I would love to have an open adoption, and hope to convey that to her 🙂
WOW!! I hope great things come from this (ie she terminates her rights to you). I would absolutely mention that you lost Avalon. Having lost a daughter yourself, gives you so much more empathy towards her. You have been in her shoes. It shows you know what a gift Jo Jo is, and you will never take her for granted. I would let her know that Jo Jo is not a replacement for your daughter, but you can’t imagine a life without Jo Jo in it.

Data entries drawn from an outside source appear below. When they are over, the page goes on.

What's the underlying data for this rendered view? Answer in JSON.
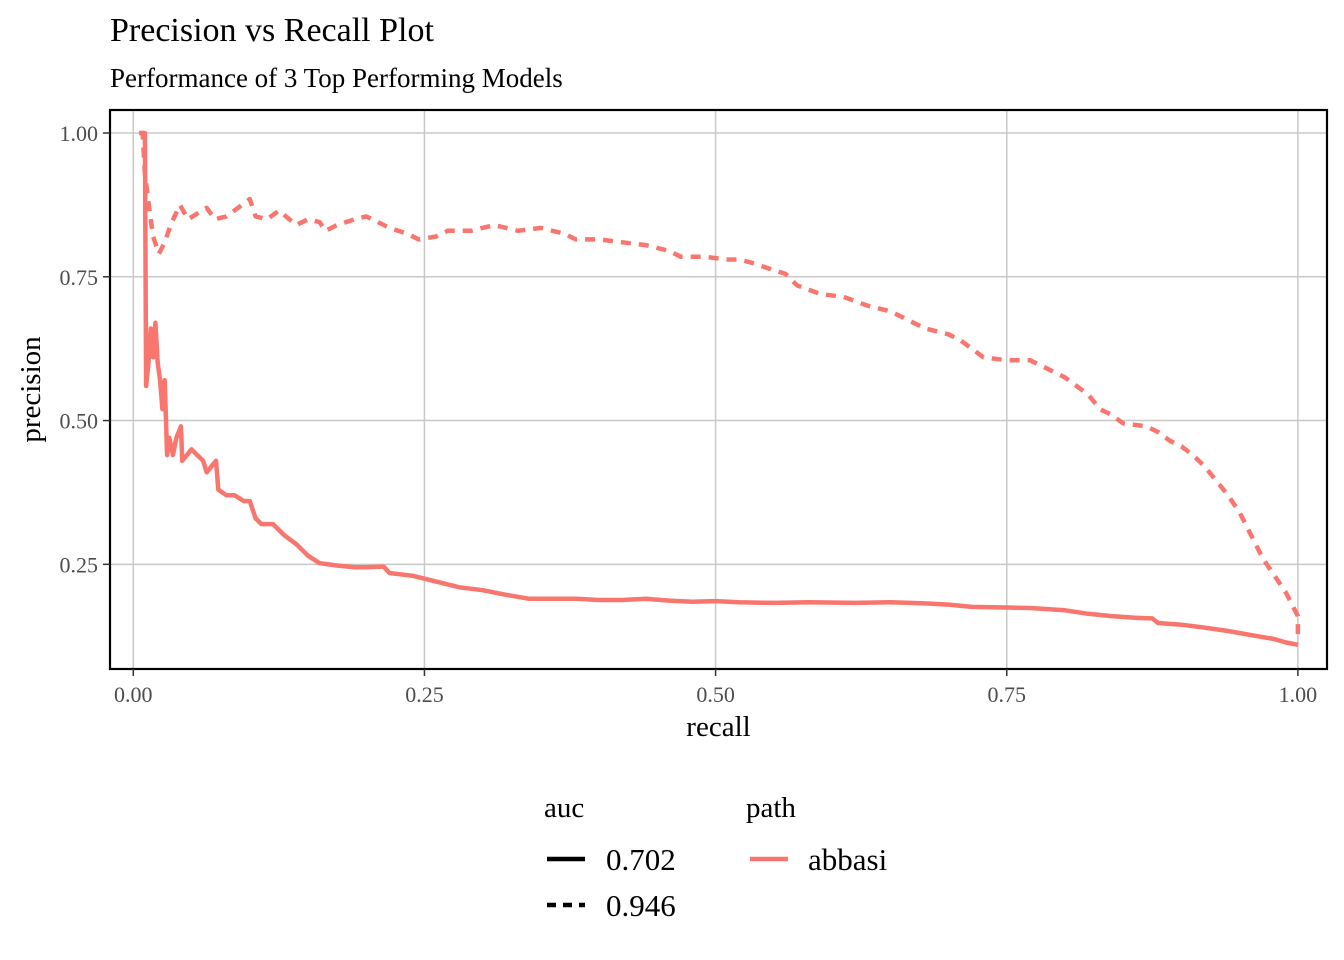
{
  "chart_data": {
    "type": "line",
    "title": "Precision vs Recall Plot",
    "subtitle": "Performance of 3 Top Performing Models",
    "xlabel": "recall",
    "ylabel": "precision",
    "xlim": [
      -0.02,
      1.025
    ],
    "ylim": [
      0.068,
      1.04
    ],
    "x_ticks": [
      0,
      0.25,
      0.5,
      0.75,
      1
    ],
    "x_tick_labels": [
      "0.00",
      "0.25",
      "0.50",
      "0.75",
      "1.00"
    ],
    "y_ticks": [
      0.25,
      0.5,
      0.75,
      1
    ],
    "y_tick_labels": [
      "0.25",
      "0.50",
      "0.75",
      "1.00"
    ],
    "grid": true,
    "line_color": "#F8766D",
    "series": [
      {
        "auc": "0.702",
        "path": "abbasi",
        "linetype": "solid",
        "points": [
          [
            0.007,
            1.0
          ],
          [
            0.01,
            1.0
          ],
          [
            0.011,
            0.56
          ],
          [
            0.013,
            0.6
          ],
          [
            0.015,
            0.66
          ],
          [
            0.017,
            0.61
          ],
          [
            0.019,
            0.67
          ],
          [
            0.021,
            0.6
          ],
          [
            0.023,
            0.57
          ],
          [
            0.025,
            0.52
          ],
          [
            0.027,
            0.57
          ],
          [
            0.029,
            0.44
          ],
          [
            0.031,
            0.47
          ],
          [
            0.034,
            0.44
          ],
          [
            0.037,
            0.47
          ],
          [
            0.039,
            0.48
          ],
          [
            0.041,
            0.49
          ],
          [
            0.042,
            0.43
          ],
          [
            0.046,
            0.44
          ],
          [
            0.05,
            0.45
          ],
          [
            0.055,
            0.44
          ],
          [
            0.06,
            0.43
          ],
          [
            0.063,
            0.41
          ],
          [
            0.067,
            0.42
          ],
          [
            0.071,
            0.43
          ],
          [
            0.073,
            0.38
          ],
          [
            0.08,
            0.37
          ],
          [
            0.087,
            0.37
          ],
          [
            0.095,
            0.36
          ],
          [
            0.1,
            0.36
          ],
          [
            0.105,
            0.33
          ],
          [
            0.11,
            0.32
          ],
          [
            0.12,
            0.32
          ],
          [
            0.13,
            0.3
          ],
          [
            0.14,
            0.285
          ],
          [
            0.15,
            0.265
          ],
          [
            0.16,
            0.252
          ],
          [
            0.175,
            0.248
          ],
          [
            0.19,
            0.245
          ],
          [
            0.2,
            0.245
          ],
          [
            0.215,
            0.246
          ],
          [
            0.22,
            0.235
          ],
          [
            0.24,
            0.23
          ],
          [
            0.26,
            0.22
          ],
          [
            0.28,
            0.21
          ],
          [
            0.3,
            0.205
          ],
          [
            0.32,
            0.197
          ],
          [
            0.34,
            0.19
          ],
          [
            0.36,
            0.19
          ],
          [
            0.38,
            0.19
          ],
          [
            0.4,
            0.188
          ],
          [
            0.42,
            0.188
          ],
          [
            0.44,
            0.19
          ],
          [
            0.46,
            0.187
          ],
          [
            0.48,
            0.185
          ],
          [
            0.5,
            0.186
          ],
          [
            0.52,
            0.184
          ],
          [
            0.55,
            0.183
          ],
          [
            0.58,
            0.184
          ],
          [
            0.62,
            0.183
          ],
          [
            0.65,
            0.184
          ],
          [
            0.68,
            0.182
          ],
          [
            0.7,
            0.18
          ],
          [
            0.72,
            0.176
          ],
          [
            0.75,
            0.175
          ],
          [
            0.77,
            0.174
          ],
          [
            0.8,
            0.17
          ],
          [
            0.82,
            0.164
          ],
          [
            0.84,
            0.16
          ],
          [
            0.86,
            0.157
          ],
          [
            0.875,
            0.156
          ],
          [
            0.88,
            0.148
          ],
          [
            0.9,
            0.145
          ],
          [
            0.92,
            0.14
          ],
          [
            0.94,
            0.134
          ],
          [
            0.96,
            0.127
          ],
          [
            0.98,
            0.12
          ],
          [
            0.99,
            0.114
          ],
          [
            1.0,
            0.11
          ]
        ]
      },
      {
        "auc": "0.946",
        "path": "abbasi",
        "linetype": "dashed",
        "points": [
          [
            0.005,
            1.0
          ],
          [
            0.008,
            1.0
          ],
          [
            0.01,
            0.93
          ],
          [
            0.013,
            0.88
          ],
          [
            0.017,
            0.82
          ],
          [
            0.022,
            0.79
          ],
          [
            0.027,
            0.81
          ],
          [
            0.032,
            0.84
          ],
          [
            0.04,
            0.875
          ],
          [
            0.047,
            0.85
          ],
          [
            0.055,
            0.86
          ],
          [
            0.063,
            0.87
          ],
          [
            0.07,
            0.85
          ],
          [
            0.08,
            0.855
          ],
          [
            0.09,
            0.87
          ],
          [
            0.1,
            0.885
          ],
          [
            0.105,
            0.855
          ],
          [
            0.115,
            0.85
          ],
          [
            0.125,
            0.865
          ],
          [
            0.14,
            0.84
          ],
          [
            0.15,
            0.85
          ],
          [
            0.16,
            0.845
          ],
          [
            0.165,
            0.83
          ],
          [
            0.175,
            0.84
          ],
          [
            0.19,
            0.85
          ],
          [
            0.2,
            0.855
          ],
          [
            0.21,
            0.845
          ],
          [
            0.22,
            0.835
          ],
          [
            0.235,
            0.825
          ],
          [
            0.245,
            0.815
          ],
          [
            0.26,
            0.82
          ],
          [
            0.27,
            0.83
          ],
          [
            0.29,
            0.83
          ],
          [
            0.31,
            0.84
          ],
          [
            0.33,
            0.83
          ],
          [
            0.35,
            0.835
          ],
          [
            0.36,
            0.83
          ],
          [
            0.37,
            0.825
          ],
          [
            0.38,
            0.815
          ],
          [
            0.4,
            0.815
          ],
          [
            0.42,
            0.81
          ],
          [
            0.44,
            0.805
          ],
          [
            0.45,
            0.8
          ],
          [
            0.46,
            0.795
          ],
          [
            0.47,
            0.785
          ],
          [
            0.49,
            0.785
          ],
          [
            0.51,
            0.78
          ],
          [
            0.52,
            0.78
          ],
          [
            0.53,
            0.775
          ],
          [
            0.545,
            0.765
          ],
          [
            0.56,
            0.755
          ],
          [
            0.57,
            0.735
          ],
          [
            0.59,
            0.72
          ],
          [
            0.61,
            0.715
          ],
          [
            0.63,
            0.7
          ],
          [
            0.65,
            0.69
          ],
          [
            0.66,
            0.68
          ],
          [
            0.67,
            0.67
          ],
          [
            0.68,
            0.66
          ],
          [
            0.7,
            0.65
          ],
          [
            0.71,
            0.64
          ],
          [
            0.72,
            0.625
          ],
          [
            0.73,
            0.61
          ],
          [
            0.75,
            0.605
          ],
          [
            0.77,
            0.605
          ],
          [
            0.78,
            0.595
          ],
          [
            0.79,
            0.585
          ],
          [
            0.8,
            0.575
          ],
          [
            0.81,
            0.56
          ],
          [
            0.82,
            0.545
          ],
          [
            0.83,
            0.52
          ],
          [
            0.84,
            0.51
          ],
          [
            0.85,
            0.495
          ],
          [
            0.87,
            0.49
          ],
          [
            0.88,
            0.48
          ],
          [
            0.89,
            0.465
          ],
          [
            0.9,
            0.455
          ],
          [
            0.91,
            0.44
          ],
          [
            0.92,
            0.42
          ],
          [
            0.93,
            0.395
          ],
          [
            0.94,
            0.37
          ],
          [
            0.95,
            0.34
          ],
          [
            0.96,
            0.3
          ],
          [
            0.97,
            0.26
          ],
          [
            0.98,
            0.23
          ],
          [
            0.99,
            0.2
          ],
          [
            1.0,
            0.16
          ],
          [
            1.0,
            0.12
          ]
        ]
      }
    ],
    "legend": {
      "placement": "bottom",
      "groups": [
        {
          "title": "auc",
          "entries": [
            {
              "label": "0.702",
              "linetype": "solid"
            },
            {
              "label": "0.946",
              "linetype": "dashed"
            }
          ]
        },
        {
          "title": "path",
          "entries": [
            {
              "label": "abbasi",
              "color": "#F8766D"
            }
          ]
        }
      ]
    }
  }
}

For my daughters birth mom I set up a password protected photo bucket account where I post photos every few months so if she wants she can see her growing up – without feeling like she has to ask me. She also has my email and phone number and can contact me anytime she would like to ask questions (she never has). We see her every 4 – 6 months because she is willing and I feel like she is an important connection for my daughter to have. It was an adoption through foster-care as well. I asked her what she would like for contact and seeing her regularly was really important to her. We got my daughter at three days old. I am really glad we are keeping a connection. I think it also helped birth mom and baby work through their grieving processes as well. I know that sounds crazy but I really feel like it has helped my baby have a more secure attachment to me. As health stuff has come up it has actually been super helpful to be able to ask her questions. I think it will serve us well in the future. From what I’ve read – having a connection (maybe not a relationship) is really important to baby’s development of self. If she isn’t up for face-to-face contact ask her for pictures and a health history. Good Luck 🙂
This would be so ideal! Unfortunately, I don’t know that her birth mom is interested, but I’d like her to have the option!
Sounds very promising for all parties!